I wondered if that were true or if Mr. Kill was just displaying the very ingrained ethnic bias against the much larger Central Kingdom.
“Apparently,” I said, “the Chinese run the rackets in ASCOM City.”
“Yes. We’ve been trying to bring that under control for years. They’ve proven to be slippery.”
And they had the KNPs in Bupyong on their payroll. But I knew better than to embarrass him with the assertion. Instead, I asked, “So what do they have to do with the disappearance of the three GIs?”
“We need to talk,” he said, “but not on the phone. We’ve found evidence.”
“What evidence?”
“Not now. We need to move; we can’t be sure how much time we have. I’ve formulated an operation, and it must begin tonight.”
“Okay. Where should we meet you?”
He told me. I was surprised by his choice of meeting place, but this seemed urgent, and I didn’t want to question his decisions. I promised we’d be there.

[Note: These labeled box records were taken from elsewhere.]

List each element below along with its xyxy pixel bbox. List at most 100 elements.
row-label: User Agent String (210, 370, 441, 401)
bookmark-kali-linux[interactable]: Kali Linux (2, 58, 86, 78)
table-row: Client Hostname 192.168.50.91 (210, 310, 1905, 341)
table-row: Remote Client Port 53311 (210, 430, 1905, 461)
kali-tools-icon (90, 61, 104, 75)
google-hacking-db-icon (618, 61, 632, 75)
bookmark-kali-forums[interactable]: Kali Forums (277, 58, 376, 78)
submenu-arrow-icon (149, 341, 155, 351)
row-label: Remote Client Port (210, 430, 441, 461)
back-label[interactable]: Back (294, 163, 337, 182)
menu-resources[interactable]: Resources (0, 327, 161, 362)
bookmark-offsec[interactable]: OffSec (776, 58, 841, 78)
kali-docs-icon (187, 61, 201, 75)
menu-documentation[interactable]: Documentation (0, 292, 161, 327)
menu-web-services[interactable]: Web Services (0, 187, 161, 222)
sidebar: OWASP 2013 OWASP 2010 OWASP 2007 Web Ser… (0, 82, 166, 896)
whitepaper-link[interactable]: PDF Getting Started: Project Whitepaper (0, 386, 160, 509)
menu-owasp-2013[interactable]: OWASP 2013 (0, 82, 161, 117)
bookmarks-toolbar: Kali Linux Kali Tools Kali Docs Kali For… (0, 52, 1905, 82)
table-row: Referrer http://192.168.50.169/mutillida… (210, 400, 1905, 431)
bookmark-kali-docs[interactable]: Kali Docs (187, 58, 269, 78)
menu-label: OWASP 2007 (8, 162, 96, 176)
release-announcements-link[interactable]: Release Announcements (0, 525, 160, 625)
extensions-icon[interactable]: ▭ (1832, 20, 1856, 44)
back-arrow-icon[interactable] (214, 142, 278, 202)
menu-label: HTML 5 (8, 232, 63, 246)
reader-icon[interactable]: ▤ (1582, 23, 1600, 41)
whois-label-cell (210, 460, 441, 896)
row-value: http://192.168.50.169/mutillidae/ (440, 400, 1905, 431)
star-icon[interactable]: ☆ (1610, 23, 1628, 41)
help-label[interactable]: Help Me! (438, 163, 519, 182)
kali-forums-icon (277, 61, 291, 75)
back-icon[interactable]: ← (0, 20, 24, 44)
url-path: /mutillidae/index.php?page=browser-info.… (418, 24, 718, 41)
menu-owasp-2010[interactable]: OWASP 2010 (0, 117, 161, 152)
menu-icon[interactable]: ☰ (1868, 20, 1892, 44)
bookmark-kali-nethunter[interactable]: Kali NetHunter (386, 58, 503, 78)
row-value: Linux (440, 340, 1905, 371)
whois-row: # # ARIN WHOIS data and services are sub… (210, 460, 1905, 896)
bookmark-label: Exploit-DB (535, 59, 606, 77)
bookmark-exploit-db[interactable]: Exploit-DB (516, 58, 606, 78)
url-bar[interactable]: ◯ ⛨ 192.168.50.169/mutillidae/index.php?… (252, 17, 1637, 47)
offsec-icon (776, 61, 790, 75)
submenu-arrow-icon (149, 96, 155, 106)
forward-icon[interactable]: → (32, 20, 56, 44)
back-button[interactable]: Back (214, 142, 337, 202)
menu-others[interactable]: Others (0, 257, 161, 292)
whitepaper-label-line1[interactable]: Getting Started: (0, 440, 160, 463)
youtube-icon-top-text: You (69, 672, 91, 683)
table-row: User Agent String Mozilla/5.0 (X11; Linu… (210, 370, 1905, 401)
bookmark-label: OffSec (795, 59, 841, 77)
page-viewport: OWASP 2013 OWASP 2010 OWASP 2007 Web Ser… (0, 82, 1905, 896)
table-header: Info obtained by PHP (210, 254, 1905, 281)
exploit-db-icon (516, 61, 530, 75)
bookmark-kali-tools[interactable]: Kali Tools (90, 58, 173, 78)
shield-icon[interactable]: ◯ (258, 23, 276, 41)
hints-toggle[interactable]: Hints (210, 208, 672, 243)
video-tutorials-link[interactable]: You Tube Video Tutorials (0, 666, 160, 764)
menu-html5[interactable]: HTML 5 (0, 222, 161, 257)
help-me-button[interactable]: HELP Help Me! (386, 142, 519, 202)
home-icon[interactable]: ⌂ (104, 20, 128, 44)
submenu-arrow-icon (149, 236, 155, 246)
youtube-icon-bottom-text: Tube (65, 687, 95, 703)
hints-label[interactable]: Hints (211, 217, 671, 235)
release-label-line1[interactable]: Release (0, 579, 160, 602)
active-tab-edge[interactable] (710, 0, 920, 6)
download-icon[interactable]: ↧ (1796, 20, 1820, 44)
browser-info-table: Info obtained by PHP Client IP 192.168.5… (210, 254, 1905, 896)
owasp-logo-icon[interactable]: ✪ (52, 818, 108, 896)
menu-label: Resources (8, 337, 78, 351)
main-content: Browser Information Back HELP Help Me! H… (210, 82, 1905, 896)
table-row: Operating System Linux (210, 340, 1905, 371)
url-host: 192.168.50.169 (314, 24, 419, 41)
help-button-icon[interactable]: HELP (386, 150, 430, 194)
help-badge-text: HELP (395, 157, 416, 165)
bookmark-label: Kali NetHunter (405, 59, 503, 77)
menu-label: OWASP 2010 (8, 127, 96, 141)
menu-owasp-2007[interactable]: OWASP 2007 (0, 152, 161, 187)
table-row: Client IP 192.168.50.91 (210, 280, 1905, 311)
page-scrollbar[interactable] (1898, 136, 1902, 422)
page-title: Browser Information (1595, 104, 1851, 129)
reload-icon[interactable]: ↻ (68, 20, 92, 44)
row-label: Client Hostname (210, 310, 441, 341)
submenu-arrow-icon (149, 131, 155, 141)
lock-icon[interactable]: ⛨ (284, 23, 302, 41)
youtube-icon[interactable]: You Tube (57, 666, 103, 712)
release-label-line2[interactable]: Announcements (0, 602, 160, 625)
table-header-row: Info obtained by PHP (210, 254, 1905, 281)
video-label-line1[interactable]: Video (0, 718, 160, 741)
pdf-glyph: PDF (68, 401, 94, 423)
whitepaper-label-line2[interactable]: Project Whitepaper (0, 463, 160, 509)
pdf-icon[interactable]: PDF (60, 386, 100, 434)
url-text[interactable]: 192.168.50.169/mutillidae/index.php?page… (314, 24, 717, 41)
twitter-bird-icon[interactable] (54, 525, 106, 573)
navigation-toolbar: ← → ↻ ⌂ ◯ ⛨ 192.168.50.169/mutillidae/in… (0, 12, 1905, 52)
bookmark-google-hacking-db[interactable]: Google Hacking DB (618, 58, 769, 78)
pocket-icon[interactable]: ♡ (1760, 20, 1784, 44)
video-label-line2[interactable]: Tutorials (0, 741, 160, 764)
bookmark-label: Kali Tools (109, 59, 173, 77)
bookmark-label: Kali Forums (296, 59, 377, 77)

“And,” he said wryly, “be sure to wear your running-the-ville outfits.”
“Should we be armed?” I asked.
He hesitated before answering. “No. If they realize you’re police officers, they’ll kill you without hesitation, no matter how much firepower you bring.”
He hung up the phone. I returned to the main dining room and sat opposite Ernie, thinking over what Kill had told me.
Strange was late.
He pushed through the big double door of the snack bar, glanced around the large room, and, after spotting us, took a surreptitious route to our table.
“He thinks he’s Double Oh freaking Seven,” Ernie said.
When Strange finally sat down, he appeared flustered. “Couldn’t break away,” he said. He glanced around the room, and then, tightening his lips around his cigarette holder, he leaned toward us. “The gummy whore,” he said.
“We know,” Ernie replied. “You wrote it in sugar last time.”